Visualizing Stress and Strain: Using Visual Basic 6.0 to Provide a Dynamic Learning Environment
Nathaniel E. Reish and Dr. Gary H. Girty
San Diego State University Department of Geological Sciences


Across the country, structural geology is a requirement for all students majoring in geology. Students normally enroll in structural geology during their sophomore year after having completed only a few courses in college-level algebra, if any at all. As a result they generally lack the intuition and mathematical background necessary to visualize the complexities of stress and strain, two of the most fundamental concepts covered in introductory structural geology courses. Compounding this problem are the static two-dimensional illustrations that commonly riddle textbooks on the subject.

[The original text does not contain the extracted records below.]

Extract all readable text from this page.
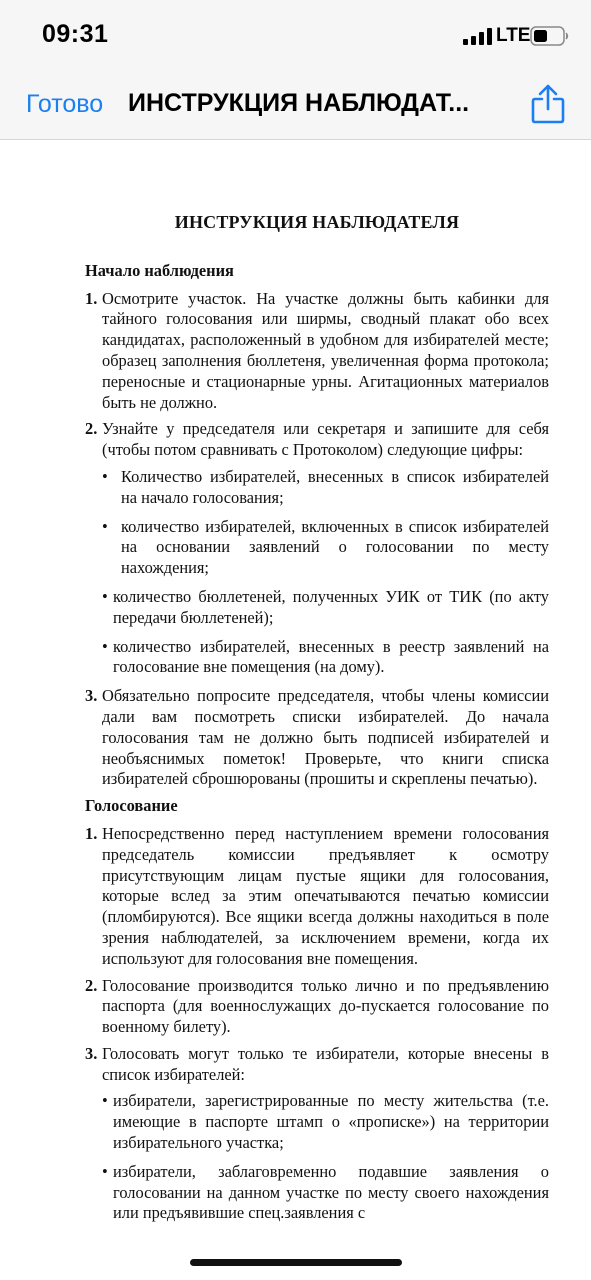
09:31	LTE
Готово ИНСТРУКЦИЯ НАБЛЮДАТ...
ИНСТРУКЦИЯ НАБЛЮДАТЕЛЯ
Начало наблюдения
1. Осмотрите участок. На участке должны быть кабинки для тайного голосования или ширмы, сводный плакат обо всех кандидатах, расположенный в удобном для избирателей месте; образец заполнения бюллетеня, увеличенная форма протокола; переносные и стационарные урны. Агитационных материалов быть не должно.
2. Узнайте у председателя или секретаря и запишите для себя (чтобы потом сравнивать с Протоколом) следующие цифры:
• Количество избирателей, внесенных в список избирателей на начало голосования;
• количество избирателей, включенных в список избирателей на основании заявлений о голосовании по месту нахождения;
• количество бюллетеней, полученных УИК от ТИК (по акту передачи бюллетеней);
• количество избирателей, внесенных в реестр заявлений на голосование вне помещения (на дому).
3. Обязательно попросите председателя, чтобы члены комиссии дали вам посмотреть списки избирателей. До начала голосования там не должно быть подписей избирателей и необъяснимых пометок! Проверьте, что книги списка избирателей сброшюрованы (прошиты и скреплены печатью).
Голосование
1. Непосредственно перед наступлением времени голосования председатель комиссии предъявляет к осмотру присутствующим лицам пустые ящики для голосования, которые вслед за этим опечатываются печатью комиссии (пломбируются). Все ящики всегда должны находиться в поле зрения наблюдателей, за исключением времени, когда их используют для голосования вне помещения.
2. Голосование производится только лично и по предъявлению паспорта (для военнослужащих до-пускается голосование по военному билету).
3. Голосовать могут только те избиратели, которые внесены в список избирателей:
• избиратели, зарегистрированные по месту жительства (т.е. имеющие в паспорте штамп о «прописке») на территории избирательного участка;
• избиратели, заблаговременно подавшие заявления о голосовании на данном участке по месту своего нахождения или предъявившие спец.заявления с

Stress and strain are important concepts which provide the physical and geometrical context of how and why all natural structures form. In my own college career, it wasn't until several semesters after I completed a structural geology course that I fully understood the importance of these two concepts. In an attempt to prevent another student from following the same painful path to discovery and understanding I developed both a computer software program and a web site for visualizing of stress and strain. It is my hope that the program and tutorials found at this site and covered in this thesis will leave a student with a sound foundation upon which to build a solid understanding of stress and strain. The resulting program is called Visualizing Structural Geology and will run on any PC using Windows 95, 98, 2000, or NT 4 . Visualizing Structural Geology was written in Microsoft Visual Basic Version 6.0 and HTML 4. It is broken down into two parts Visualizing Stress and Visualizing Strain. The program and tutorial are available through a site published on the World Wide Web ( Currently, the web site has received over 1,000 visitors and both programs and accompanying tutorials are being used at the University of Texas, Permian Basin, and Texas Tech. The programs were introduced to the public in a poster session at the 1999 National American Association of Geologists meeting in San Antonio, Texas. At that meeting it received an Honorable Mention (3rd place) in the Best Technical Poster Session Competition for Selected Academic Research Topics sponsored by Mobil.

The primary purpose for developing Visualizing Structural Geology was to provide to the academic community an easy to use and cost effective tool for teaching and learning the basic principles of structural geology. Both the program and interactive tutorial are accessible through the web site at no cost to the user.